Golden Jubilee Mass of Sr. Kathleen Marie Lyzotte at Mississippi Abbey
We all know from our own experience that when you are deep into contemplative prayer time stands still – you are sort of out of time and into eternity so the time to get up for vigils or the time to go to work are irrelevant to the contemplative. Since I am addressing contemplative monks and nuns just to make sure we are all on the same page we are now in the year 2023. If we go back 50 years, we are at Sr. Kathy first profession on June 22, 1973. As long as we are at it if we go back 1100 years, we are at the death bed of St. Bernard. Saint that he is he is not feeling sorry for himself or gasping for breath, he is finishing the last of five letters to Eugene Paganelli a monk of Saint Vincent’s and Anastasius Ad Aqua Salvus, who was recently elected Pope. This 5th letter is over 40 pages long so he is in no hurry to die, and one section is dedicated to something Sr. Kathy has been doing for 50 years and some of us even longer. The section is entitled “What it is to contemplate the essence of God,“ Okay, we can all do that, but then Bernard throws this in, “And the heresy of those who say God is God in his divinity but the Divinity itself is not God”. For the last 50 years, Sr. Kathy, like the rest of us has been fighting against this heresy!! “God is God in his divinity but the divinity itself is not God,” we all know that’s a heresy, no big deal. But that is not why I mentioned these letters.
I mention St. Bernard’s letters because a homily for a 50th anniversary should have some weight to it and who better to borrow from than St. Bernard. He structures his advice to Eugene around four questions: the self, what is above the self, what is below it and what is around it. To adapt these questions to our modern day and to Sr. Kathy we can say Heaven is above her and the whole universe. I read somewhere that we know only 7% of our universe. What is below her is the earth, the land, the ecological reality, our common home, and what is around Sr. Kathy and us are our friends and relatives and all the people we know, especially our community. On the last page of her booklet Sr. Kathy moves into this area and thanks all who helped her through the last 50 years. I noticed she left out Sammy [the dog] but that was just a slip not a statement.
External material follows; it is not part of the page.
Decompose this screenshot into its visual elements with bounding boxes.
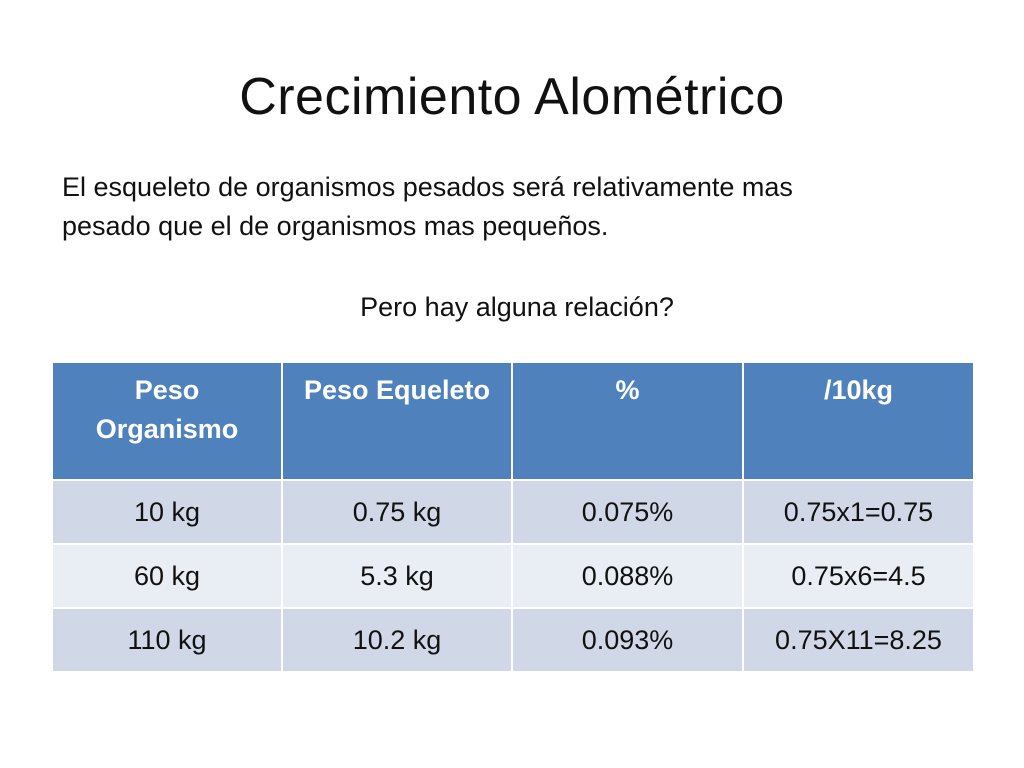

Bernard directs his first letter as a consideration of the self – the famous “Know thyself”. In her choice of reading for this Jubilee Mass Sr. Kathy is telling us who she is and what her ideals are. First of all, she chose the readings from the Mass for the Dedication of a Church. The Temple theme weaves its way through the readings. What appears in the first reading re-appears in the Gospel. For instance, the prophet Ezekiel had a vision of God on the banks of the river Chebar. This river is in Babylon and the people were there in exile in what is known as the Babylonian Captivity. The fact that God appears in Babylon means he is always present to his people. God is not confined to the temple in Jerusalem and Jesus repeats this when he speaks to the women at the well, when he tells her the worship of God is not restricted to a place but whenever someone worships in spirit and truth there is the temple. The temple of the self, the dwelling place of God.
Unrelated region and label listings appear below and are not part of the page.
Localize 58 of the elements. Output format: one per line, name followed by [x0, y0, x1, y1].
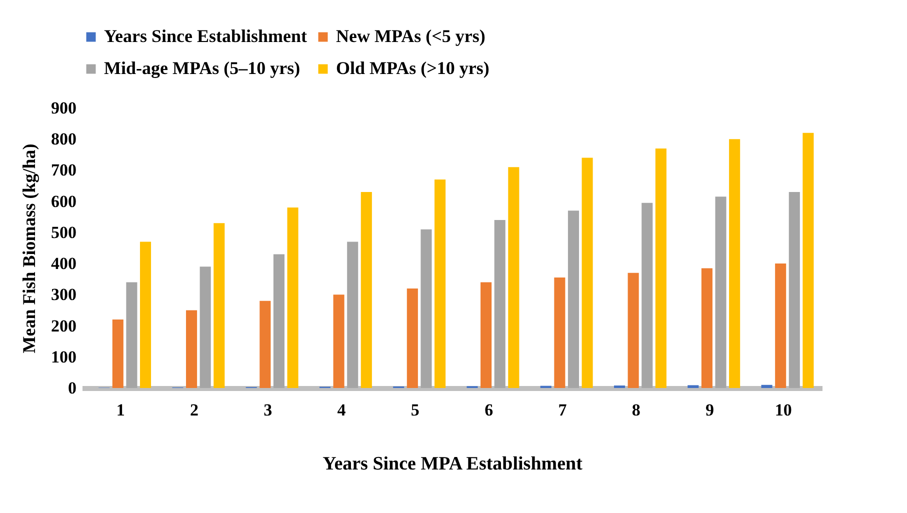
legend-label: Old MPAs (>10 yrs)	[336, 58, 490, 78]
bar	[140, 242, 152, 388]
bar	[186, 310, 198, 388]
bar	[701, 268, 712, 388]
bar	[260, 300, 271, 388]
y-tick-label: 900	[51, 98, 76, 118]
x-tick-label: 10	[774, 400, 792, 420]
bar	[273, 254, 284, 388]
y-tick-label: 600	[51, 192, 76, 211]
x-tick-label: 3	[264, 400, 272, 420]
legend-label: New MPAs (<5 yrs)	[336, 26, 486, 46]
bar	[688, 385, 699, 388]
x-tick-label: 1	[116, 400, 125, 420]
y-axis-title: Mean Fish Biomass (kg/ha)	[19, 144, 39, 354]
bar	[126, 282, 138, 388]
x-tick-label: 6	[484, 400, 494, 420]
y-tick-label: 500	[51, 222, 76, 242]
legend-label: Mid-age MPAs (5–10 yrs)	[104, 58, 300, 78]
bar	[420, 229, 432, 388]
x-tick-label: 5	[410, 400, 420, 420]
bar	[582, 158, 593, 388]
bar	[112, 320, 124, 388]
y-tick-label: 200	[51, 316, 76, 336]
bar	[628, 272, 639, 388]
y-tick-label: 800	[51, 130, 76, 149]
y-tick-label: 400	[51, 254, 76, 274]
bar	[655, 148, 666, 388]
bar	[360, 192, 372, 388]
bar	[434, 180, 446, 388]
bar	[287, 208, 298, 388]
x-tick-label: 4	[337, 400, 346, 420]
y-tick-label: 0	[68, 378, 76, 398]
x-tick-label: 8	[632, 400, 640, 420]
bar	[715, 196, 726, 388]
bar	[214, 223, 225, 388]
bar	[406, 288, 418, 388]
bar	[788, 192, 800, 388]
bar	[568, 210, 580, 388]
bar	[494, 220, 506, 388]
x-axis-title: Years Since MPA Establishment	[322, 454, 584, 474]
bar	[347, 242, 358, 388]
legend-label: Years Since Establishment	[104, 26, 308, 46]
bar	[802, 132, 814, 388]
y-tick-label: 700	[51, 160, 76, 180]
bar	[333, 294, 344, 388]
bar	[480, 282, 492, 388]
x-tick-label: 2	[190, 400, 199, 420]
bar	[200, 266, 211, 388]
x-tick-label: 9	[705, 400, 714, 420]
y-tick-label: 300	[51, 285, 76, 304]
bar	[729, 139, 740, 388]
bar	[642, 202, 653, 388]
bar	[554, 278, 566, 388]
bar	[775, 264, 786, 388]
y-tick-label: 100	[51, 347, 76, 366]
bar	[508, 167, 520, 388]
x-tick-label: 7	[558, 400, 568, 420]
bar	[761, 384, 772, 388]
In choosing the Gospel of the women at the well Kathy is telling us she is that women – not the one with 5 husbands but the one who is engaged in a dialogue with Jesus. For fifty years Kathy has been in an intimate conversation with Jesus. The pattern of the original conversation with the Samaritan women is the pattern of our prayer life. Jesus slowly reveals himself to the women and at the same time he tells the women who she really is. He knows everything about her and yet accepts her as she is and even awakens herself to her real identity. Sr. Kathy chose a life of worship in a community. For the past 50 years Jesus has slowly been revealing himself to her and at the same time disclosing to Kathy who she really is. In worship we give our life totally to the object of our worship. It is not something we do at certain intervals, it is a way of life. I remember Joe Boyle telling me about his vocation, He said he and his parents were visiting his older brother who was a monk at Spencer. They went to Vespers and when Joe saw the monks bowing at the Gloria Patri he said to himself this is what he wants to do with his life, bowing in worship of God. It does sum up our life.
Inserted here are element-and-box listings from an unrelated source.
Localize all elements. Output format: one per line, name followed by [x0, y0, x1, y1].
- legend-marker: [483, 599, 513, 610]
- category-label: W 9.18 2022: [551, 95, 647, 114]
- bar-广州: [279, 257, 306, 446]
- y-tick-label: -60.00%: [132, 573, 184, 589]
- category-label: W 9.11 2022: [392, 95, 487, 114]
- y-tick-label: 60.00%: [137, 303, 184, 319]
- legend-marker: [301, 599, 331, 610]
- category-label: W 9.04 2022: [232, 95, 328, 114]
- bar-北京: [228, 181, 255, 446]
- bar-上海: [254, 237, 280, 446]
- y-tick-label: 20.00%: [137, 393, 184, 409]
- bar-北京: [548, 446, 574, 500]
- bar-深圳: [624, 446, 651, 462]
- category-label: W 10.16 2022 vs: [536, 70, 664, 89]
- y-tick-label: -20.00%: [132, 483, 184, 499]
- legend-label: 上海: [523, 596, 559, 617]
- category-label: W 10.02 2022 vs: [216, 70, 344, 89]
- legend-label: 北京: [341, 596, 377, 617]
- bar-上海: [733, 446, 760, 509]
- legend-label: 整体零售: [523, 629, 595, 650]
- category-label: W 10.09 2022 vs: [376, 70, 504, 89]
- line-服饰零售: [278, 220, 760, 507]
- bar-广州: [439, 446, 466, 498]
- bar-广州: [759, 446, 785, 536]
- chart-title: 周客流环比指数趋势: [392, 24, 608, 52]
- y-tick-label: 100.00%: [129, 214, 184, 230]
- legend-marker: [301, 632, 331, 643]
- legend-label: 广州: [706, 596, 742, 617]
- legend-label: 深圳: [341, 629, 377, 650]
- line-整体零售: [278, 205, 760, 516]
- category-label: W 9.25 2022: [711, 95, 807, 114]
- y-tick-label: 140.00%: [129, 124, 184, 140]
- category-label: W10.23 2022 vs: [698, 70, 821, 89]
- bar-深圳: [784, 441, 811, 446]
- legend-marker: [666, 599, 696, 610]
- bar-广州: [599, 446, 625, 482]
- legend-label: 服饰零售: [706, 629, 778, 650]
The second reading furthers the theme of each person being a dwelling place for God, a temple of God. I ran across two quotes that help us understand something of this mystery. Helen Keller who died in June of 1968 remarked, “I believe that God is in me as the sun is in the color and fragrance of the flower, the light in my darkness, the Voice in my silence”. Without the sun there is no flower. Another feature of the temple is that it cannot be cluttered. It has to be empty of all but God. Just as Benedict says the oratory should not be used for anything else. Just so, our life should have a certain emptiness to it, a place for God alone. This is called a place of nowhere and the light of reason will not lead us to it, only darkness, as John of the Cross says, “I went with no other light/except for that which in my heart was burning/it lit and led me through/ more certain than the noonday clear/ to where one waited near/whose presence well I knew/there where no other presence might appear.”